Search code examples
apache-sparkparquetspark-structured-streaming

Structured streaming performance and purging the parquet files


I am using Spark structured streaming to get streaming data from Kafka. I need to aggregate various metrics (Say 6 metrics) and write as parquet files. I do see that there is a huge delay between metric 1 and metric 2. For example, if metric 1 is updated recently, metric 2 is one hour old data. How do I improve this performance to work in parallel?

Also, I write Parquet files which should be read by another application. How do I purge old parquet information constantly? Should I have a different application for it?

Dataset<String> lines_topic = spark.readStream().format("kafka").option("kafka.bootstrap.servers", bootstrapServers) 
Dataset<Row> data= lines_topic.select(functions.from_json(lines_topic.col("value"), schema).alias(topics)); data.withWatermark(---).groupBy(----).count(); query = data.writeStream().format("parquet").option("path",---).option("truncate", "false").outputMode("append").option("checkpointLocation", checkpointFile).start();

Solution

  • Since each query is running independently from the others you need to ensure you're giving each query enough resources to execute. What could be happening is if you're using the default FIFO scheduler then all triggers are running sequentially vs in parallel.

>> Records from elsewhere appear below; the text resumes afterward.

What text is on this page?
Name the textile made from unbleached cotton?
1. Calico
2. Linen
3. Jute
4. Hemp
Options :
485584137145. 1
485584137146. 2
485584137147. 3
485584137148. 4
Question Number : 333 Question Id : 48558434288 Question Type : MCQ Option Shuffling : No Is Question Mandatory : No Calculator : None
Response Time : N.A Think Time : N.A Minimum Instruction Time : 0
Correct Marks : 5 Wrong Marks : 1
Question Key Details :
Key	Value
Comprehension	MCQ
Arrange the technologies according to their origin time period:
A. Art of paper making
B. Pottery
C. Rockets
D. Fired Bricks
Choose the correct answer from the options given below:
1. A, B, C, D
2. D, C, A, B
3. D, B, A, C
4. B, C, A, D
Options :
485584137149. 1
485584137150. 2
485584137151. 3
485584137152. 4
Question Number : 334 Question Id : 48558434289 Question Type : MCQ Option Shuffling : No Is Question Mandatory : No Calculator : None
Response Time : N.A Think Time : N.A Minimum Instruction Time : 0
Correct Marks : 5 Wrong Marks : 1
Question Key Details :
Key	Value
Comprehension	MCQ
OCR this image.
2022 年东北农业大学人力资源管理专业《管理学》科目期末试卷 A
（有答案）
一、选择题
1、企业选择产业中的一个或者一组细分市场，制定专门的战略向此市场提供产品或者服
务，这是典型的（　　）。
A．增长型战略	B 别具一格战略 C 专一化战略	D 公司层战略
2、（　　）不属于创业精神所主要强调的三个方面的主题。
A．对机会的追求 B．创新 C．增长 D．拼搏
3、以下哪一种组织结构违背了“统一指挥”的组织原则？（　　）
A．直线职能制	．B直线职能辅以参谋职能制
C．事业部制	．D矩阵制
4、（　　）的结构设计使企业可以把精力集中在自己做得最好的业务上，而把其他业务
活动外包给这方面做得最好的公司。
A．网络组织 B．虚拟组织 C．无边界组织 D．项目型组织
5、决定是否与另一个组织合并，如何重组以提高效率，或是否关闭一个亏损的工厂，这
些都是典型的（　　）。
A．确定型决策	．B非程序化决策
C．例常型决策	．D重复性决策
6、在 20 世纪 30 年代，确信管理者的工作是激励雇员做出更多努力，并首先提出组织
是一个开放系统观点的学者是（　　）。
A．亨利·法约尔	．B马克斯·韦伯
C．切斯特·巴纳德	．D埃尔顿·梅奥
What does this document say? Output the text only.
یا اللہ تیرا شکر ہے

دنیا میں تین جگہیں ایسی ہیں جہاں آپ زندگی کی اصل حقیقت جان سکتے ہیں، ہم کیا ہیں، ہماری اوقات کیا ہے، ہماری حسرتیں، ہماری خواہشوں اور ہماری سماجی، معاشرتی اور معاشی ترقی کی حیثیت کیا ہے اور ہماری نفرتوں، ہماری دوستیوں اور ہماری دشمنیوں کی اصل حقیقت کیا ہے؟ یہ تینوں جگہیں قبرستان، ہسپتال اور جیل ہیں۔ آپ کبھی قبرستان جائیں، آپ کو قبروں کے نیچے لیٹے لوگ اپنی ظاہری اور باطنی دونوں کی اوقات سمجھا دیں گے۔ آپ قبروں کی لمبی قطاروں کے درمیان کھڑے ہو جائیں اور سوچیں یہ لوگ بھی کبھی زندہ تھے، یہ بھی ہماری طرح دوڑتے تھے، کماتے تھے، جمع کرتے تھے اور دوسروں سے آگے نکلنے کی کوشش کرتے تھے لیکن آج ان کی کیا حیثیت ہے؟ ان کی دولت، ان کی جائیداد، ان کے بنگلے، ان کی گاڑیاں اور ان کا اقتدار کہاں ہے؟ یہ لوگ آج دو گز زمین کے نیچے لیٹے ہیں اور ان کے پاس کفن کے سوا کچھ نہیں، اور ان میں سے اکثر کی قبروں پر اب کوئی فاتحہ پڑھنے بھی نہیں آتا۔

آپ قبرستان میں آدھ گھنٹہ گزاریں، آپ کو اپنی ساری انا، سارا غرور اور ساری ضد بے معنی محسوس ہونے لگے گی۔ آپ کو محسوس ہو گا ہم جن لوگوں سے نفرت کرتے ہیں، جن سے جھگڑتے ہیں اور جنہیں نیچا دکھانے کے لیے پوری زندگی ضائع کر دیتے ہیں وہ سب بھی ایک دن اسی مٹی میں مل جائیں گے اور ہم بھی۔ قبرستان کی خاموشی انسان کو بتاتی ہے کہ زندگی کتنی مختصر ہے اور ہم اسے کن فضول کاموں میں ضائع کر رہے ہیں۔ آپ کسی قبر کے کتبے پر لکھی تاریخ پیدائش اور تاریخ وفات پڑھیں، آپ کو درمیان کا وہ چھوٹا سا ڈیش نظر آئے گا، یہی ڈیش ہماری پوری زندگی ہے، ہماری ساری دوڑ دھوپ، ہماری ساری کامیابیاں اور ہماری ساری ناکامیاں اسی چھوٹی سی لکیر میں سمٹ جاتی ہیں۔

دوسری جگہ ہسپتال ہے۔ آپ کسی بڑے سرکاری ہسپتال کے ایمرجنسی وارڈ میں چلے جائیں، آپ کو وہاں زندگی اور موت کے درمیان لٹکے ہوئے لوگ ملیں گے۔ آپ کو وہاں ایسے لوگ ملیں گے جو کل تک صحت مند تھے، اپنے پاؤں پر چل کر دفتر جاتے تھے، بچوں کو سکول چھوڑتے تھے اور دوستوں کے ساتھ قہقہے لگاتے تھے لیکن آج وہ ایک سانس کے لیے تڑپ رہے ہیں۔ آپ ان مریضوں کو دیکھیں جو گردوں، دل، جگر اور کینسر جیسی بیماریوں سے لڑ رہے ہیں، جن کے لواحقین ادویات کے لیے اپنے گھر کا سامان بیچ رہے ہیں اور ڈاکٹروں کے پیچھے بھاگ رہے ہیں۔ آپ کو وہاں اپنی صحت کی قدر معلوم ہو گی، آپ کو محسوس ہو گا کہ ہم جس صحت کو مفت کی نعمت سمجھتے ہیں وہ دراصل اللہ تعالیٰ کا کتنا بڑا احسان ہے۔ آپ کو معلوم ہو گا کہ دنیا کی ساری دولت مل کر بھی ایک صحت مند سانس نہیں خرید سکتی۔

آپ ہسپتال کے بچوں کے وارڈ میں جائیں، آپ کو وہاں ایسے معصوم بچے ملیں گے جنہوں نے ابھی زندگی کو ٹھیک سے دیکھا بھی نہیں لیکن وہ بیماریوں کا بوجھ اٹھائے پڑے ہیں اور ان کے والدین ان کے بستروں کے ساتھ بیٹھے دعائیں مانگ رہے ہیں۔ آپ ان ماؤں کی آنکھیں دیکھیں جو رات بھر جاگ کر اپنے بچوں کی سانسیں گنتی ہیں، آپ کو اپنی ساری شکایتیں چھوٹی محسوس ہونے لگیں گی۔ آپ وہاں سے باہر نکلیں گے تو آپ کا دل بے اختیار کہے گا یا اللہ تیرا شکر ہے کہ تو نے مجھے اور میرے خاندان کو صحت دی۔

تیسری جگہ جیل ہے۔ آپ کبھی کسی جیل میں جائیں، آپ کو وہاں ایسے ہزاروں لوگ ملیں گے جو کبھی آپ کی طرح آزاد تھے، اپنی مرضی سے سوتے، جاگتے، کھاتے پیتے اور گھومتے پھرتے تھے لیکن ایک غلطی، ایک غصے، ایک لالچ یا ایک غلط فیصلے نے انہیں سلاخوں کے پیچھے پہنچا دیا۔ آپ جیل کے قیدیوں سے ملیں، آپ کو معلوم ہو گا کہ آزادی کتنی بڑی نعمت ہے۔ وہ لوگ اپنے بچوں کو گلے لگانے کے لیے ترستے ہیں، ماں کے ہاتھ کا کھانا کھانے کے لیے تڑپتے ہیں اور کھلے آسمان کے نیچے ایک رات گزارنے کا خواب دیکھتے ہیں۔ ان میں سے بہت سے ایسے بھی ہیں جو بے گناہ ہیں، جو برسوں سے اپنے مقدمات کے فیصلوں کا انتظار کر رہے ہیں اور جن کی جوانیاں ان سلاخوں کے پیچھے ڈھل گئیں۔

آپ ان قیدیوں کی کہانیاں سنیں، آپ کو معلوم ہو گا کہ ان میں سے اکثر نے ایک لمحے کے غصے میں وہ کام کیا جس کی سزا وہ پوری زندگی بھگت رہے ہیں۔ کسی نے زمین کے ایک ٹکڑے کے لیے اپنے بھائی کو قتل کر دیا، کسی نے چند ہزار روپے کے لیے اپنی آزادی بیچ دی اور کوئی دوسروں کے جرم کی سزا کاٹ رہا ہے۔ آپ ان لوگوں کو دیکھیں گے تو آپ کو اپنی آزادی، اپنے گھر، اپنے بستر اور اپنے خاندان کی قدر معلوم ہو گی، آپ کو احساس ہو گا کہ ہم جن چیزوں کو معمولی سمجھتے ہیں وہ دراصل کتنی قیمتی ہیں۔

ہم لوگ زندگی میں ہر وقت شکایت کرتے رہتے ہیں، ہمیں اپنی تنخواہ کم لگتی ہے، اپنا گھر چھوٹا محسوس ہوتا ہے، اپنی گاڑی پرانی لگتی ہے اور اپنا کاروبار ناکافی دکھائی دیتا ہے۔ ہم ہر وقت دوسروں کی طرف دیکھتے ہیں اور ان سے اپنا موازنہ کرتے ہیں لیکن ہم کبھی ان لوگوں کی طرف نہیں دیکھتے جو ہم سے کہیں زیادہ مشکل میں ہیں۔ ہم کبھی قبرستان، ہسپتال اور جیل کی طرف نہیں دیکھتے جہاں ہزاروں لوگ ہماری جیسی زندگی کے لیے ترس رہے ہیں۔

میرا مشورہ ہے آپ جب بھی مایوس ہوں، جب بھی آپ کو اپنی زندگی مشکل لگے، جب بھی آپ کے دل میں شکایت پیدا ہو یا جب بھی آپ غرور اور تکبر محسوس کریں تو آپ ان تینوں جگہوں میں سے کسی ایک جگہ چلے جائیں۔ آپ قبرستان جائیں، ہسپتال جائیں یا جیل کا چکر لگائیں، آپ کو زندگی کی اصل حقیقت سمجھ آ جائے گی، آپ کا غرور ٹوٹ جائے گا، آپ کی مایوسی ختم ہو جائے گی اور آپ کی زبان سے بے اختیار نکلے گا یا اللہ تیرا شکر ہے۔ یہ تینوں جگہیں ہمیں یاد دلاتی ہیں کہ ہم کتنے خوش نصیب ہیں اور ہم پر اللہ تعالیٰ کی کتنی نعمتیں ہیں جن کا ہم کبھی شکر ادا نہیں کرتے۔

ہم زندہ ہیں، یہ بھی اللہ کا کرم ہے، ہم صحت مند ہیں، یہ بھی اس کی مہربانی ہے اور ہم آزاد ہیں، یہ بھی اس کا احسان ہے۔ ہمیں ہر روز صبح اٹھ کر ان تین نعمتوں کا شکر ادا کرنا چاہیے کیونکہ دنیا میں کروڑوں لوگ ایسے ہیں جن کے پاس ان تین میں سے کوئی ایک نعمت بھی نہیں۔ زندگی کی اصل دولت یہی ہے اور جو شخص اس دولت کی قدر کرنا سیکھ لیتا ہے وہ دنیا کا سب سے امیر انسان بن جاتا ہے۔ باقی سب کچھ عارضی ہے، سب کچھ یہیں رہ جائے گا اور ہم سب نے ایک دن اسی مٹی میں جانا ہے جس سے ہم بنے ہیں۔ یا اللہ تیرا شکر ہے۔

    Just as described here you should set a FAIR scheduler on your SparkContext and then define new pools for each query.

    // Run streaming query1 in scheduler pool1
    spark.sparkContext.setLocalProperty("spark.scheduler.pool", "pool1")
    df.writeStream.queryName("query1").format("parquet").start(path1)
    
    // Run streaming query2 in scheduler pool2
    spark.sparkContext.setLocalProperty("spark.scheduler.pool", "pool2")
    df.writeStream.queryName("query2").format("orc").start(path2)
    

    Also, in terms of purging old parquet files you may want to partition the data and then periodically delete old partitions as needed. Otherwise you can't just delete rows if all the data is being written to the same output path.